April 1989
Anfang April 1989 ordnete Erich Honecker informell die Aufhebung des Schießbefehls für die DDR-Grenztruppen an. Der Druck auf die Staats- und Parteiführung war so stark gewachsen, dass als neue Maxime galt: „Lieber einen Menschen abhauen lassen, als in der jetzigen politischen Situation die Schußwaffe anzuwenden.“
Das Gewicht der Opposition erhöhte sich in diesem Monat auch in Peking, wo Studenten bei Massendemonstrationen Meinungsfreiheit und unabhängige Interessenvertretungen forderten, und in anderen osteuropäischen Staaten.
So unterzeichneten Regierung und Opposition in Polen am 5. April eine Übereinkunft über politische und wirtschaftliche Reformen. Nach 17 Jahren wurde die unabhängige Gewerkschaft Solidarnosc Mitte des Monats wieder legalisiert.

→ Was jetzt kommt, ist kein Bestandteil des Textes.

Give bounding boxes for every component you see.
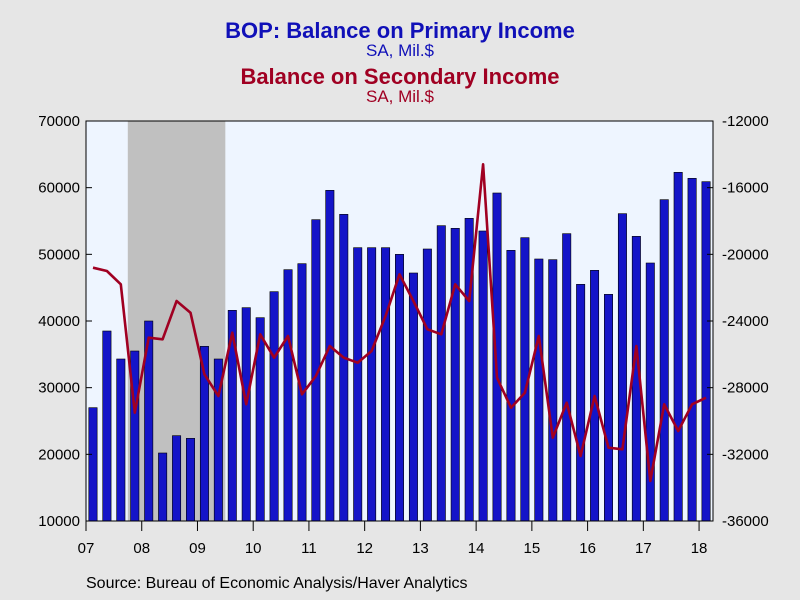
x-axis-tick-label: 08 — [133, 540, 150, 557]
x-axis-tick-label: 12 — [356, 540, 373, 557]
bar — [339, 214, 349, 522]
x-axis-tick-label: 18 — [691, 540, 708, 557]
source-note: Source: Bureau of Economic Analysis/Have… — [86, 575, 468, 592]
bar — [283, 269, 293, 522]
bar — [687, 178, 697, 522]
x-axis-tick-label: 10 — [245, 540, 262, 557]
bar — [102, 330, 112, 522]
bar — [381, 247, 391, 522]
bar — [450, 228, 460, 522]
chart-title-primary: BOP: Balance on Primary Income — [225, 18, 575, 43]
right-axis-tick-label: -20000 — [722, 246, 769, 263]
x-axis-tick-label: 09 — [189, 540, 206, 557]
bar — [604, 294, 613, 522]
left-axis-tick-label: 10000 — [38, 513, 80, 530]
chart-subtitle-primary-unit: SA, Mil.$ — [365, 41, 435, 60]
bar — [353, 247, 363, 522]
x-axis-tick-label: 07 — [78, 540, 95, 557]
bar — [673, 172, 683, 522]
left-axis-tick-label: 40000 — [38, 313, 80, 330]
bar — [617, 213, 627, 522]
left-axis-tick-label: 60000 — [38, 180, 80, 197]
bar — [478, 230, 488, 522]
x-axis-tick-label: 14 — [468, 540, 485, 557]
bar — [116, 358, 126, 522]
bar — [576, 284, 586, 522]
bar — [395, 254, 404, 522]
bar — [269, 291, 279, 522]
bar — [436, 225, 446, 522]
left-axis-tick-label: 70000 — [38, 113, 80, 130]
bar — [534, 258, 544, 522]
right-axis-tick-label: -28000 — [722, 380, 769, 397]
bar — [241, 307, 251, 522]
bar — [158, 452, 168, 522]
bar — [325, 190, 335, 522]
bar — [562, 233, 572, 522]
right-axis-tick-label: -16000 — [722, 180, 769, 197]
bar — [172, 435, 182, 522]
right-axis-tick-label: -12000 — [722, 113, 769, 130]
right-axis-tick-label: -24000 — [722, 313, 769, 330]
left-axis-tick-label: 50000 — [38, 246, 80, 263]
chart-title-secondary: Balance on Secondary Income — [240, 64, 560, 89]
bar — [506, 250, 516, 522]
bar — [422, 248, 432, 522]
x-axis-tick-label: 16 — [579, 540, 596, 557]
bar — [408, 272, 418, 522]
bar — [659, 199, 669, 522]
left-axis-tick-label: 30000 — [38, 380, 80, 397]
bar — [367, 247, 377, 522]
x-axis-tick-label: 17 — [635, 540, 652, 557]
bar — [492, 192, 502, 522]
bar — [548, 259, 558, 522]
chart-subtitle-secondary-unit: SA, Mil.$ — [365, 87, 435, 106]
secondary-income-line — [92, 163, 707, 483]
bar — [88, 407, 98, 522]
right-axis-tick-label: -32000 — [722, 446, 769, 463]
x-axis-tick-label: 13 — [412, 540, 429, 557]
left-axis-tick-label: 20000 — [38, 446, 80, 463]
x-axis-tick-label: 11 — [301, 540, 317, 557]
x-axis-tick-label: 15 — [524, 540, 541, 557]
right-axis-tick-label: -36000 — [722, 513, 769, 530]
bar — [701, 181, 711, 522]
bar — [186, 438, 195, 522]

Der ungarischen Parteiführung warf Honecker am 26. April vor, sie verfüge nicht mehr über den Willen „die politische Macht zu verteidigen“. In Ungarn, das in diesen Tagen mit dem Abbau des Grenzzauns zu Österreich begann, habe sich „der Prozess einer spürbaren Erosion sozialistischer Machtverhältnisse, Errungenschaften und Werte (...) beschleunigt und alle gesellschaftlichen Gebiete ergriffen“.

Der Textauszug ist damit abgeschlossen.